Last week, the G7 Leaders met in Apulia for their annual summit. In addition to addressing the multiple crises facing the world, it was notable that the G7 reaffirmed their commitment to accelerating progress towards the Sustainable Development Goals and to addressing the food security and nutrition crisis. 

The G7 launched the Apulia Food Systems Initiative, which is significant in its focus on addressing the structural barriers to food security and nutrition and to building resilient sustainable and productive agriculture and food systems. 

It supports a number of important initiatives to address the interconnectedness of climate change and food systems and referenced several aligned opportunities including the Brazil G20’s Global Alliance Against Hunger and Poverty and Nutrition for Growth.

Unlike in 2009, when the G8 leaders at the time committed more than $20 billion for their response to the last major global food crisis–the L’Aquila Food Security Initiative, this year, the G7 did not commit any additional funding to scale up action. 

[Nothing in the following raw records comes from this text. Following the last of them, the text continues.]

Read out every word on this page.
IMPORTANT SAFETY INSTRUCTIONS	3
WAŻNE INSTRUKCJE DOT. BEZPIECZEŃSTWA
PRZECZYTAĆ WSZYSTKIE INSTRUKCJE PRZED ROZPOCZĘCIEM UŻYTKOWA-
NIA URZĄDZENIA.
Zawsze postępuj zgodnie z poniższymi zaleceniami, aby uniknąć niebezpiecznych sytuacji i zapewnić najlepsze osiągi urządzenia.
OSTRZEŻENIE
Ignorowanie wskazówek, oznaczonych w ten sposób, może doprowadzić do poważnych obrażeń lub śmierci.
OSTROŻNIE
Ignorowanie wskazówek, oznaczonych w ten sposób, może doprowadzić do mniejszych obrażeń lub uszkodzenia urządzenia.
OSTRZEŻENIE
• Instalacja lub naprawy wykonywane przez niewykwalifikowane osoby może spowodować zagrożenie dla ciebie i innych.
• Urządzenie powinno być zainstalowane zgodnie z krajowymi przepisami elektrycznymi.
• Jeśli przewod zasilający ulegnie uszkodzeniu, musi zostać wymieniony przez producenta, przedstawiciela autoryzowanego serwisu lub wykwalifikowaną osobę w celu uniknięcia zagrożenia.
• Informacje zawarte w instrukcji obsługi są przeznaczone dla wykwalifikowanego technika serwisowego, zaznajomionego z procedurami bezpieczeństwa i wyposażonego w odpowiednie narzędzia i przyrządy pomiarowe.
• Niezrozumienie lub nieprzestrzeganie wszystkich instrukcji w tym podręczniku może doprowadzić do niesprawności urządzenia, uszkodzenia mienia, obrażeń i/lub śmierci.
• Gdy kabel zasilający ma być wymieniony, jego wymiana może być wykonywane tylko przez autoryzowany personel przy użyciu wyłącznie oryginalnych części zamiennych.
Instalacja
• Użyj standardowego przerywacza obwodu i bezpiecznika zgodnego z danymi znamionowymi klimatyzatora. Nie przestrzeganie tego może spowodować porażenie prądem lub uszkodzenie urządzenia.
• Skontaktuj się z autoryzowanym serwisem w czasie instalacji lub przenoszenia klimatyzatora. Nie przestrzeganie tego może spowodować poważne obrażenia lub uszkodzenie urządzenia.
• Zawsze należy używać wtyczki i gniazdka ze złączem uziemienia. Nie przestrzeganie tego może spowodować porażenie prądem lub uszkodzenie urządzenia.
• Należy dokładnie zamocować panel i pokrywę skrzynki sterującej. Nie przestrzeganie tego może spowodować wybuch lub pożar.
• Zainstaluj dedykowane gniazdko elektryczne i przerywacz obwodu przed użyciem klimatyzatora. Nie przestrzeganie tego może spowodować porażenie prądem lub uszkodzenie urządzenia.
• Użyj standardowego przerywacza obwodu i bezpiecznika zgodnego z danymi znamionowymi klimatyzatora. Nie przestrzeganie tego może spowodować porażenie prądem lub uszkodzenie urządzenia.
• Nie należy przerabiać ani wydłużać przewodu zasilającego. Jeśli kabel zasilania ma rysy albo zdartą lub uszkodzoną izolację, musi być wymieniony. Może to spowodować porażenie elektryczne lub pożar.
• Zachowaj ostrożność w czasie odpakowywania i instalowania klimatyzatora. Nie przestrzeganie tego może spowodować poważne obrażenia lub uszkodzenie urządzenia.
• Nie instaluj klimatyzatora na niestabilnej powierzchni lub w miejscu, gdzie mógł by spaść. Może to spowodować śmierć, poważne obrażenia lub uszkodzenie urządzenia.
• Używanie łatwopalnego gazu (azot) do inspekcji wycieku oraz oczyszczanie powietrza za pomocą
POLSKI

Disappointingly this G7 reflected the analysis conducted by IFPRI and the Rockefeller Foundation earlier this year–strong on rhetoric, no concrete commitment to scale up implementation. 

As the IDA Deputies are meeting in Kathmandu this week for a key negotiation around the focus on the IDA2, advocates were also hoping to see the G7 set the level of ambition for this year’s IDA21 replenishment but there too the language was non-committal. 

As Malawi’s minister of finance underscored–countries facing debt distress and a food and nutrition crisis need the support of the international community to transform their food systems. 

With less than 6 years left to achieve SDG2 and the setbacks and risks to hunger and malnutrition due to the climate crisis, conflict and economic challenges, we need political leadership to deliver a concrete global plan to align policies and financing, and to improve coordination and accountability.